The group of 25 lists down five priority issues that they feel must be urgently addressed, chief amongst which is “the need to ensure the right of citizens to debate the ways Islam is used as a source of public law and policy in this country… The Islamic laws of Malaysia are drafted by the executive arm of government and enacted in the legislative bodies by human beings”. Quoting from the statement, of course, is insufficient, and one ought to read it in full for its context.

It is clearly time for the Prime Minister, the Department of National Unity and Integration, and Dato’ Seri Jamil Khir Baharom (the minister in charge of religious affairs) to lead the way in promoting constructive dialogue. Brushing things under the carpet is no longer a feasible solution, and perhaps it never should have been in the first place. But doing so, and inviting members of the multifaceted public to participate in this process, means real leadership is required.

Once society loses its ability to engage in reasoned discussion, we lose legitimacy as a democratic nation. In fact, when reason goes, there is little else to even consider, since we would lose the final frontier of what it means to be human.

This is why it is important for Malaysians to trust in each other enough to believe that open, rational space will not bring about animosity or tension, but instead a flourishing of friendships. Sure, there may be times where bringing people together may ignite fiery, passionate debates, but as long as this is conducted in a safe environment, this is far superior to the alternative: cold, hard, clamped-upon silence, signalling the death of democracy.

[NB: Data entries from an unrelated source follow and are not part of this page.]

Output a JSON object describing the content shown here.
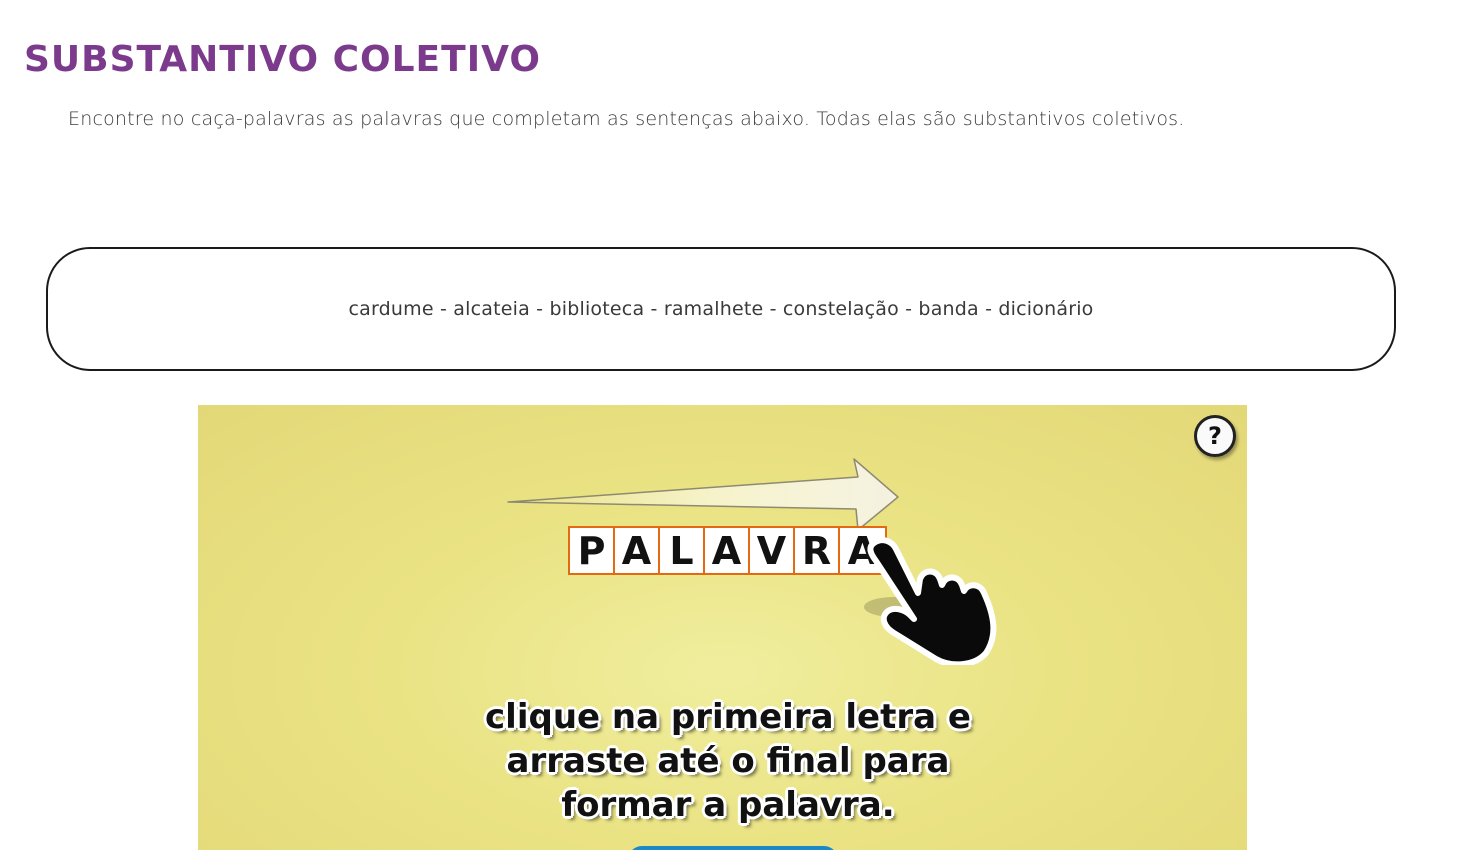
{
  "page": {
    "title": "SUBSTANTIVO COLETIVO",
    "instructions": "Encontre no caça-palavras as palavras que completam as sentenças abaixo. Todas elas são substantivos coletivos.",
    "word_list": "cardume - alcateia - biblioteca - ramalhete - constelação - banda - dicionário"
  },
  "game": {
    "help_label": "?",
    "demo_letters": [
      "P",
      "A",
      "L",
      "A",
      "V",
      "R",
      "A"
    ],
    "caption_lines": [
      "clique na primeira letra e",
      "arraste até o final para",
      "formar a palavra."
    ],
    "colors": {
      "background": "#eae384",
      "letter_border": "#e46a12",
      "title": "#7b3a8c",
      "start_button": "#1e88c7"
    },
    "icons": [
      "arrow-right-icon",
      "pointing-hand-icon",
      "question-mark-icon"
    ]
  }
}
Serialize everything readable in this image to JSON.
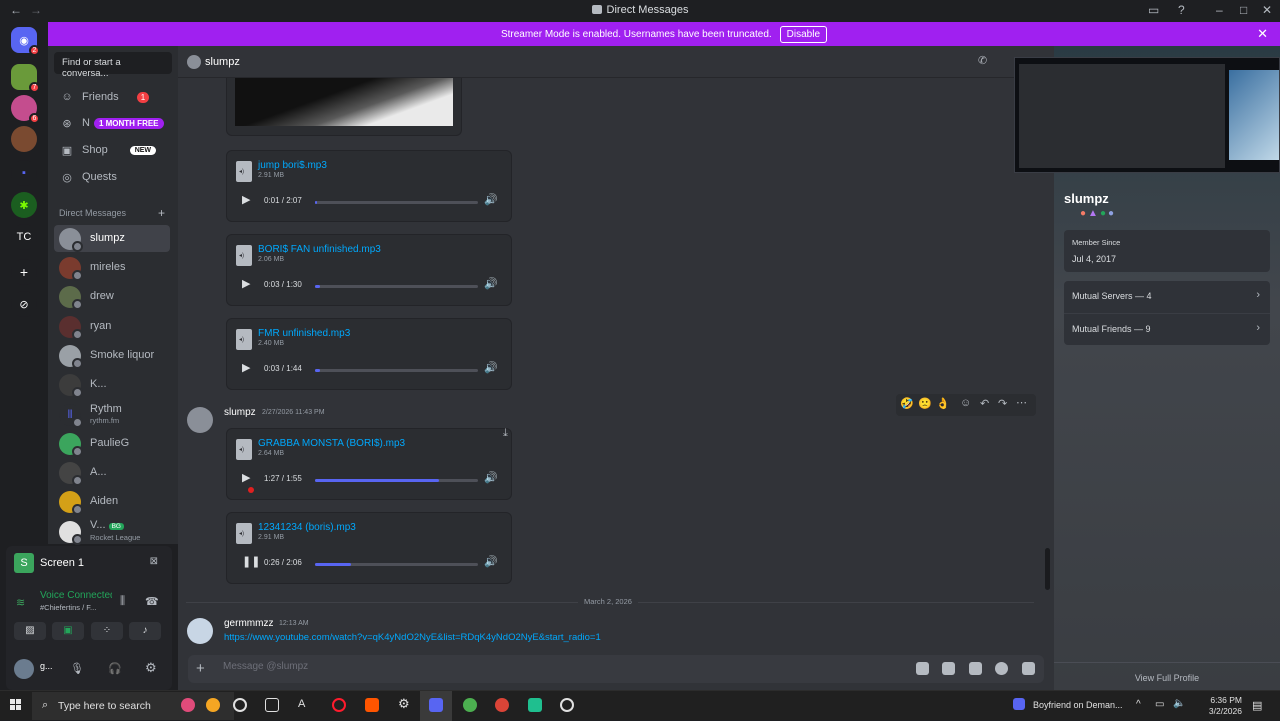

And it is through these debates that in fact, more and more Malaysians will be brought into the fold, to speak, listen, understand for themselves, relying on reason and rationale to draw their own conclusions. It is open dialogue and free speech as a first step that is sorely needed, and never more critically so than right now. It is almost certain that more such groups would then emerge, confidently showing that they, too, stand for a moderate Malaysia.